Cina. Crollano i ponti e montano le proteste

PECHINO – E’ il ponte più lungo a nord dello Yangtze (15,4km), è costato quasi 300 milioni di dollari e ha soli nove mesi di vita, ma venerdì scorso lo Yangmingtan di Harbin, città dello Heilongjiang, non ha resistito al peso di quattro camion per il trasporto di materiale edile: la sua rampa d’accesso è crollata causando la morte di tre persone e il ferimento di altre cinque.

Si tratta dell’ennesimo incidente ad aver coinvolto il settore delle infrastrutture cinesi, spesso ultimate in tempi record e con materiali di bassa qualità. Nel caso del “miracolo di Harbin” il progetto è stato portato a compimento in soli 18 mesi, rispetto ai tre anni previsti.

E come da copione il polverone mediatico si è ben presto sollevato intorno a quella che fino a pochi giorni fa veniva considerata la punta di diamante della città nord-orientale.
Le prime a finire sul banco degli imputati sono state le compagnie appaltatrici, sebbene dalle indagini effettuate dalla commissione d’inchiesta messa in moto dal governo locale la causa del crollo sembrerebbe da imputarsi esclusivamente ad un sovraccarico -circa 500 tonnellate contro le 55 per le quali era stato brevettato- mentre non sono state riscontrate anomalie nei materiali utilizzati.

Il 25 agosto alcune foto scattate da giornalisti giunti sul posto sono rimbalzate sui principali siti nazionali quali Sina e il portale Wangyi.

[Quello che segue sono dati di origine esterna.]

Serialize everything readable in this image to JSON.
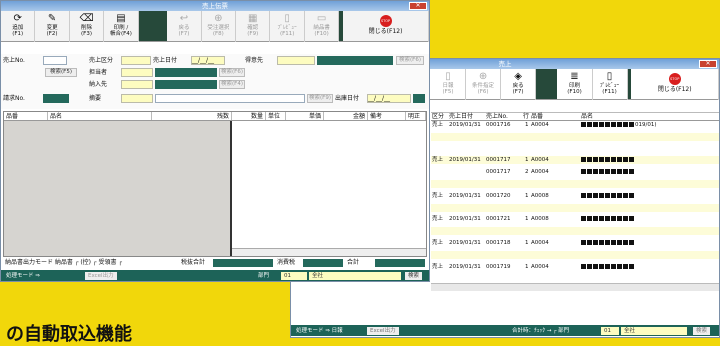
{
  "colors": {
    "page_bg": "#f1d70b",
    "dark_green": "#24695c",
    "status_green": "#1d6358",
    "input_yellow": "#fdfcc0",
    "title_blue": "#6fa0d8"
  },
  "caption": "の自動取込機能",
  "win1": {
    "title": "売上伝票",
    "toolbar": [
      {
        "icon": "add-icon",
        "glyph": "⟳",
        "label": "追加",
        "key": "(F1)",
        "enabled": true
      },
      {
        "icon": "edit-icon",
        "glyph": "✎",
        "label": "変更",
        "key": "(F2)",
        "enabled": true
      },
      {
        "icon": "delete-icon",
        "glyph": "⌫",
        "label": "削除",
        "key": "(F3)",
        "enabled": true
      },
      {
        "icon": "print-icon",
        "glyph": "▤",
        "label": "印刷 /",
        "label2": "帳合(F4)",
        "enabled": true
      },
      {
        "icon": "back-icon",
        "glyph": "↩",
        "label": "戻る",
        "key": "(F7)",
        "enabled": false
      },
      {
        "icon": "order-select-icon",
        "glyph": "⊕",
        "label": "受注選択",
        "key": "(F8)",
        "enabled": false
      },
      {
        "icon": "confirm-icon",
        "glyph": "▦",
        "label": "確認",
        "key": "(F9)",
        "enabled": false
      },
      {
        "icon": "preview-icon",
        "glyph": "▯",
        "label": "ﾌﾟﾚﾋﾞｭｰ",
        "key": "(F11)",
        "enabled": false
      },
      {
        "icon": "delivery-slip-icon",
        "glyph": "▭",
        "label": "納品書",
        "key": "(F10)",
        "enabled": false
      }
    ],
    "stop_label": "STOP",
    "close_label": "閉じる(F12)",
    "form": {
      "sales_no": "売上No.",
      "sales_type": "売上区分",
      "sales_date": "売上日付",
      "sales_date_val": "__/__/__",
      "customer": "得意先",
      "search_f5": "検索(F5)",
      "search_f6": "検索(F6)",
      "staff": "担当者",
      "delivery_to": "納入先",
      "search_f4": "検索(F4)",
      "deposit_no": "請求No.",
      "summary": "摘要",
      "search_f9": "検索(F9)",
      "ship_date": "出庫日付",
      "ship_date_val": "__/__/__"
    },
    "columns": [
      "品番",
      "品名",
      "残数",
      "数量",
      "単位",
      "単価",
      "金額",
      "備考",
      "明正"
    ],
    "footer": {
      "left": "納品書出力モード 納品書 ┌ (控) ┌ 受領書 ┌",
      "sales_total": "税抜合計",
      "tax": "消費税",
      "total": "合計",
      "mode": "処理モード ⇒",
      "excel": "Excel出力",
      "dept": "部門",
      "dept_code": "01",
      "dept_name": "全社",
      "search": "検索"
    }
  },
  "win2": {
    "title": "売上",
    "toolbar": [
      {
        "icon": "daily-icon",
        "glyph": "▯",
        "label": "日報",
        "key": "(F5)",
        "enabled": false
      },
      {
        "icon": "condition-icon",
        "glyph": "⊕",
        "label": "条件指定",
        "key": "(F6)",
        "enabled": false
      },
      {
        "icon": "back-icon",
        "glyph": "◈",
        "label": "戻る",
        "key": "(F7)",
        "enabled": true
      },
      {
        "icon": "print-icon",
        "glyph": "≣",
        "label": "印刷",
        "key": "(F10)",
        "enabled": true
      },
      {
        "icon": "preview-icon",
        "glyph": "▯",
        "label": "ﾌﾟﾚﾋﾞｭｰ",
        "key": "(F11)",
        "enabled": true
      }
    ],
    "stop_label": "STOP",
    "close_label": "閉じる(F12)",
    "columns": [
      "区分",
      "売上日付",
      "売上No.",
      "行",
      "品番",
      "品名"
    ],
    "rows": [
      {
        "type": "売上",
        "date": "2019/01/31",
        "no": "0001716",
        "line": "1",
        "code": "A0004",
        "name_tail": "019/01)"
      },
      {
        "type": "",
        "date": "",
        "no": "",
        "line": "",
        "code": "",
        "name_tail": ""
      },
      {
        "type": "",
        "date": "",
        "no": "",
        "line": "",
        "code": "",
        "name_tail": ""
      },
      {
        "type": "売上",
        "date": "2019/01/31",
        "no": "0001717",
        "line": "1",
        "code": "A0004",
        "name_tail": ""
      },
      {
        "type": "",
        "date": "",
        "no": "0001717",
        "line": "2",
        "code": "A0004",
        "name_tail": ""
      },
      {
        "type": "",
        "date": "",
        "no": "",
        "line": "",
        "code": "",
        "name_tail": ""
      },
      {
        "type": "売上",
        "date": "2019/01/31",
        "no": "0001720",
        "line": "1",
        "code": "A0008",
        "name_tail": ""
      },
      {
        "type": "",
        "date": "",
        "no": "",
        "line": "",
        "code": "",
        "name_tail": ""
      },
      {
        "type": "売上",
        "date": "2019/01/31",
        "no": "0001721",
        "line": "1",
        "code": "A0008",
        "name_tail": ""
      },
      {
        "type": "",
        "date": "",
        "no": "",
        "line": "",
        "code": "",
        "name_tail": ""
      },
      {
        "type": "売上",
        "date": "2019/01/31",
        "no": "0001718",
        "line": "1",
        "code": "A0004",
        "name_tail": ""
      },
      {
        "type": "",
        "date": "",
        "no": "",
        "line": "",
        "code": "",
        "name_tail": ""
      },
      {
        "type": "売上",
        "date": "2019/01/31",
        "no": "0001719",
        "line": "1",
        "code": "A0004",
        "name_tail": ""
      }
    ],
    "footer": {
      "mode": "処理モード ⇒ 日報",
      "excel": "Excel出力",
      "check": "合計時：ﾁｪｯｸ → ┌ 部門",
      "dept_code": "01",
      "dept_name": "全社",
      "search": "検索"
    }
  }
}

La struttura del ponte sarebbe stata riempita con una mistura di sassi, bastoni di legno e sacchi di cemento come mostrano le immagini. D’altra parte la rampa non sarebbe da considerarsi parte della struttura principale del Yangmingtai -ha affermato ieri al South China Morning Post Huang Yusheng, segretario generale di Harbin- e anche se risultassero problemi con la qualità dei materiali ciò “non avrebbe nulla” a che fare con il progetto iniziale.

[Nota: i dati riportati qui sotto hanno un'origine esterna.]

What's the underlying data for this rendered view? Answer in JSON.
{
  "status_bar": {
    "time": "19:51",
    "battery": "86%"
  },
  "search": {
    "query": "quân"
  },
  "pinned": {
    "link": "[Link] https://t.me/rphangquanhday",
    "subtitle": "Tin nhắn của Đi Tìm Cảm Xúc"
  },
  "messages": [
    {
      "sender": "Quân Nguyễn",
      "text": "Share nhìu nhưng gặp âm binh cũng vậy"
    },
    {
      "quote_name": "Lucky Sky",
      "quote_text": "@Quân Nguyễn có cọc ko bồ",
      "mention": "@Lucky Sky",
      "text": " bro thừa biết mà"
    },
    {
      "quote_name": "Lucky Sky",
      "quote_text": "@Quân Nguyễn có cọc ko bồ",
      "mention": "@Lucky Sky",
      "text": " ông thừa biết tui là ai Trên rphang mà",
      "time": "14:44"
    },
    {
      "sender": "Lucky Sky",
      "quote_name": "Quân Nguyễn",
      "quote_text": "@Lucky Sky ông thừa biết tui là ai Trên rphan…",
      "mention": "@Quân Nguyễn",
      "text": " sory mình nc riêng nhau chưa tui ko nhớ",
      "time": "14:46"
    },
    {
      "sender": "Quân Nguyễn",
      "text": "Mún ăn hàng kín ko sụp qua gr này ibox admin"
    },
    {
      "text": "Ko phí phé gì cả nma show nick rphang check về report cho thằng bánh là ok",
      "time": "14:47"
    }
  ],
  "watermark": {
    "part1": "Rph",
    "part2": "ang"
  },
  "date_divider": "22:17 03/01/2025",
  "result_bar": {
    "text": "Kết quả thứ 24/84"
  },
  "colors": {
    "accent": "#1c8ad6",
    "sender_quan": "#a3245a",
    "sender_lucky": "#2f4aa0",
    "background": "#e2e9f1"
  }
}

Inondazioni, sovraccarichi e collisioni con navi da carico sono le cause normalmente rese note dal governo in caso di incidenti di questo tipo. Gli esperti, d’altronde, sono meno ottimisti verso la qualità delle barriere architettoniche “made in China”. Dan Danhui, professore associato presso il dipartimento per la sicurezza dei ponti della Tongji University di Shanghai, ritiene che la costruzione di infrastrutture in Cina avvenga spesso in maniera troppo frettolosa. La situazione si è aggravata da quando, negli ultimi anni, per fra fronte alla recessione globale, Pechino ha spinto il piede sull’acceleratore degli investimenti nella speranza di rilanciare l’economia nazionale, creando posti di lavoro e mantenendo alta la crescita del prodotto interno lordo, spiega il South China Morning Post.

“Alcuni anni fa la Cina aveva solo 500mila ponti, ora ve ne sono oltre 700 mila”, ha affermato Dan, “nessun paese ha mai costruito centinaia di migliaia di ponti in così pochi anni. Con un numero tanto enorme di progetti in corso non sono stupito della diffusione dei crolli”.

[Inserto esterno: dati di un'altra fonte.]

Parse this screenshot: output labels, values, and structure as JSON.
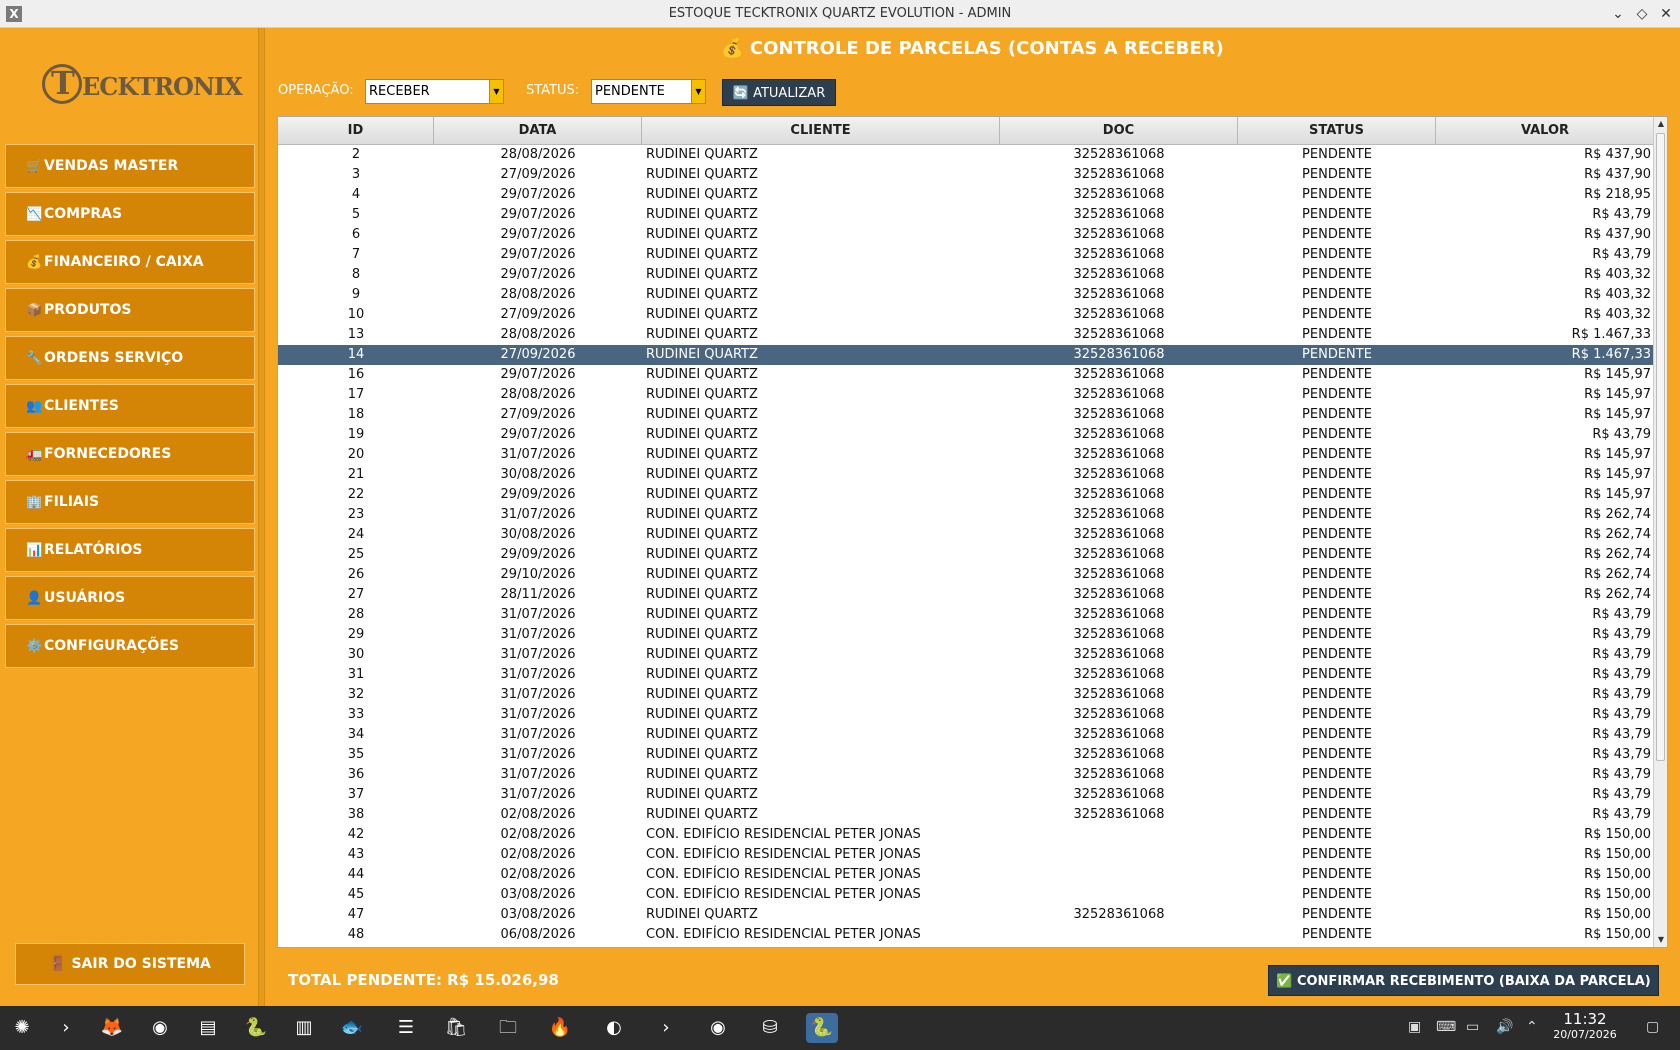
{
  "window": {
    "title": "ESTOQUE TECKTRONIX QUARTZ EVOLUTION - ADMIN",
    "app_icon": "X",
    "minimize": "⌄",
    "maximize": "◇",
    "close": "✕"
  },
  "logo": {
    "letter": "T",
    "rest": "ECKTRONIX"
  },
  "sidebar": {
    "items": [
      {
        "icon": "🛒",
        "label": "VENDAS MASTER"
      },
      {
        "icon": "📉",
        "label": "COMPRAS"
      },
      {
        "icon": "💰",
        "label": "FINANCEIRO / CAIXA"
      },
      {
        "icon": "📦",
        "label": "PRODUTOS"
      },
      {
        "icon": "🔧",
        "label": "ORDENS SERVIÇO"
      },
      {
        "icon": "👥",
        "label": "CLIENTES"
      },
      {
        "icon": "🚛",
        "label": "FORNECEDORES"
      },
      {
        "icon": "🏢",
        "label": "FILIAIS"
      },
      {
        "icon": "📊",
        "label": "RELATÓRIOS"
      },
      {
        "icon": "👤",
        "label": "USUÁRIOS"
      },
      {
        "icon": "⚙️",
        "label": "CONFIGURAÇÕES"
      }
    ],
    "exit": {
      "icon": "🚪",
      "label": "SAIR DO SISTEMA"
    }
  },
  "main": {
    "title": "💰 CONTROLE DE PARCELAS (CONTAS A RECEBER)",
    "operation_label": "OPERAÇÃO:",
    "operation_value": "RECEBER",
    "status_label": "STATUS:",
    "status_value": "PENDENTE",
    "refresh_label": "🔄 ATUALIZAR"
  },
  "table": {
    "columns": [
      "ID",
      "DATA",
      "CLIENTE",
      "DOC",
      "STATUS",
      "VALOR"
    ],
    "selected_id": "14",
    "rows": [
      [
        "2",
        "28/08/2026",
        "RUDINEI QUARTZ",
        "32528361068",
        "PENDENTE",
        "R$ 437,90"
      ],
      [
        "3",
        "27/09/2026",
        "RUDINEI QUARTZ",
        "32528361068",
        "PENDENTE",
        "R$ 437,90"
      ],
      [
        "4",
        "29/07/2026",
        "RUDINEI QUARTZ",
        "32528361068",
        "PENDENTE",
        "R$ 218,95"
      ],
      [
        "5",
        "29/07/2026",
        "RUDINEI QUARTZ",
        "32528361068",
        "PENDENTE",
        "R$ 43,79"
      ],
      [
        "6",
        "29/07/2026",
        "RUDINEI QUARTZ",
        "32528361068",
        "PENDENTE",
        "R$ 437,90"
      ],
      [
        "7",
        "29/07/2026",
        "RUDINEI QUARTZ",
        "32528361068",
        "PENDENTE",
        "R$ 43,79"
      ],
      [
        "8",
        "29/07/2026",
        "RUDINEI QUARTZ",
        "32528361068",
        "PENDENTE",
        "R$ 403,32"
      ],
      [
        "9",
        "28/08/2026",
        "RUDINEI QUARTZ",
        "32528361068",
        "PENDENTE",
        "R$ 403,32"
      ],
      [
        "10",
        "27/09/2026",
        "RUDINEI QUARTZ",
        "32528361068",
        "PENDENTE",
        "R$ 403,32"
      ],
      [
        "13",
        "28/08/2026",
        "RUDINEI QUARTZ",
        "32528361068",
        "PENDENTE",
        "R$ 1.467,33"
      ],
      [
        "14",
        "27/09/2026",
        "RUDINEI QUARTZ",
        "32528361068",
        "PENDENTE",
        "R$ 1.467,33"
      ],
      [
        "16",
        "29/07/2026",
        "RUDINEI QUARTZ",
        "32528361068",
        "PENDENTE",
        "R$ 145,97"
      ],
      [
        "17",
        "28/08/2026",
        "RUDINEI QUARTZ",
        "32528361068",
        "PENDENTE",
        "R$ 145,97"
      ],
      [
        "18",
        "27/09/2026",
        "RUDINEI QUARTZ",
        "32528361068",
        "PENDENTE",
        "R$ 145,97"
      ],
      [
        "19",
        "29/07/2026",
        "RUDINEI QUARTZ",
        "32528361068",
        "PENDENTE",
        "R$ 43,79"
      ],
      [
        "20",
        "31/07/2026",
        "RUDINEI QUARTZ",
        "32528361068",
        "PENDENTE",
        "R$ 145,97"
      ],
      [
        "21",
        "30/08/2026",
        "RUDINEI QUARTZ",
        "32528361068",
        "PENDENTE",
        "R$ 145,97"
      ],
      [
        "22",
        "29/09/2026",
        "RUDINEI QUARTZ",
        "32528361068",
        "PENDENTE",
        "R$ 145,97"
      ],
      [
        "23",
        "31/07/2026",
        "RUDINEI QUARTZ",
        "32528361068",
        "PENDENTE",
        "R$ 262,74"
      ],
      [
        "24",
        "30/08/2026",
        "RUDINEI QUARTZ",
        "32528361068",
        "PENDENTE",
        "R$ 262,74"
      ],
      [
        "25",
        "29/09/2026",
        "RUDINEI QUARTZ",
        "32528361068",
        "PENDENTE",
        "R$ 262,74"
      ],
      [
        "26",
        "29/10/2026",
        "RUDINEI QUARTZ",
        "32528361068",
        "PENDENTE",
        "R$ 262,74"
      ],
      [
        "27",
        "28/11/2026",
        "RUDINEI QUARTZ",
        "32528361068",
        "PENDENTE",
        "R$ 262,74"
      ],
      [
        "28",
        "31/07/2026",
        "RUDINEI QUARTZ",
        "32528361068",
        "PENDENTE",
        "R$ 43,79"
      ],
      [
        "29",
        "31/07/2026",
        "RUDINEI QUARTZ",
        "32528361068",
        "PENDENTE",
        "R$ 43,79"
      ],
      [
        "30",
        "31/07/2026",
        "RUDINEI QUARTZ",
        "32528361068",
        "PENDENTE",
        "R$ 43,79"
      ],
      [
        "31",
        "31/07/2026",
        "RUDINEI QUARTZ",
        "32528361068",
        "PENDENTE",
        "R$ 43,79"
      ],
      [
        "32",
        "31/07/2026",
        "RUDINEI QUARTZ",
        "32528361068",
        "PENDENTE",
        "R$ 43,79"
      ],
      [
        "33",
        "31/07/2026",
        "RUDINEI QUARTZ",
        "32528361068",
        "PENDENTE",
        "R$ 43,79"
      ],
      [
        "34",
        "31/07/2026",
        "RUDINEI QUARTZ",
        "32528361068",
        "PENDENTE",
        "R$ 43,79"
      ],
      [
        "35",
        "31/07/2026",
        "RUDINEI QUARTZ",
        "32528361068",
        "PENDENTE",
        "R$ 43,79"
      ],
      [
        "36",
        "31/07/2026",
        "RUDINEI QUARTZ",
        "32528361068",
        "PENDENTE",
        "R$ 43,79"
      ],
      [
        "37",
        "31/07/2026",
        "RUDINEI QUARTZ",
        "32528361068",
        "PENDENTE",
        "R$ 43,79"
      ],
      [
        "38",
        "02/08/2026",
        "RUDINEI QUARTZ",
        "32528361068",
        "PENDENTE",
        "R$ 43,79"
      ],
      [
        "42",
        "02/08/2026",
        "CON. EDIFÍCIO RESIDENCIAL PETER JONAS",
        "",
        "PENDENTE",
        "R$ 150,00"
      ],
      [
        "43",
        "02/08/2026",
        "CON. EDIFÍCIO RESIDENCIAL PETER JONAS",
        "",
        "PENDENTE",
        "R$ 150,00"
      ],
      [
        "44",
        "02/08/2026",
        "CON. EDIFÍCIO RESIDENCIAL PETER JONAS",
        "",
        "PENDENTE",
        "R$ 150,00"
      ],
      [
        "45",
        "03/08/2026",
        "CON. EDIFÍCIO RESIDENCIAL PETER JONAS",
        "",
        "PENDENTE",
        "R$ 150,00"
      ],
      [
        "47",
        "03/08/2026",
        "RUDINEI QUARTZ",
        "32528361068",
        "PENDENTE",
        "R$ 150,00"
      ],
      [
        "48",
        "06/08/2026",
        "CON. EDIFÍCIO RESIDENCIAL PETER JONAS",
        "",
        "PENDENTE",
        "R$ 150,00"
      ]
    ]
  },
  "footer": {
    "total": "TOTAL PENDENTE: R$ 15.026,98",
    "confirm_label": "✅ CONFIRMAR RECEBIMENTO (BAIXA DA PARCELA)"
  },
  "taskbar": {
    "time": "11:32",
    "date": "20/07/2026"
  },
  "colors": {
    "background": "#f5a623",
    "menu_button": "#d48506",
    "dark_button": "#2d3e4f",
    "selected_row": "#4a6580"
  }
}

Quella del professor Dan è una preoccupazione diffusa tra gli addetti ai lavori. Chen Zhaoyuan, docente della prestigiosa Tsinghua University di Pechino nonché membro dell’Accademia cinese d’ingegneria, giusto lo scorso anno aveva pubblicato una lettera aperta nella quale veniva messa sotto accusa proprio la disinvoltura utilizzata nella realizzazione dei ponti a discapito di alcune “buone pratiche” volte ad assicurare la sicurezza pubblica.

Fino a dieci anni fa procedere contemporanemante alle indagini, al lavoro di progettazione e alla costruzione veniva ritenuta una prassi irresponsabile; oggi è il modo più comune con il quale i funzionari governativi incaricati dei progetti possono portare a termine il lavoro avviato entro la scadenza del proprio mandato.

“Trovare metodi intelligenti per ridurre i costi nel rispetto dei requisiti minimi di sicurezza” è questa la nuova filosofia sulla quale si basa lo sviluppo delle opere pubbliche cinesi, ha commentato Dan.

E i numeri ne sono testimoni: secondo quanto emerso dai registri della State Administration of Work Safety sono almeno 18 i ponti crollati dal 2007 ad oggi, per un totale di 135 morti. Come castelli di sabbia sono franati dopo meno di quindici anni dal taglio del nastro.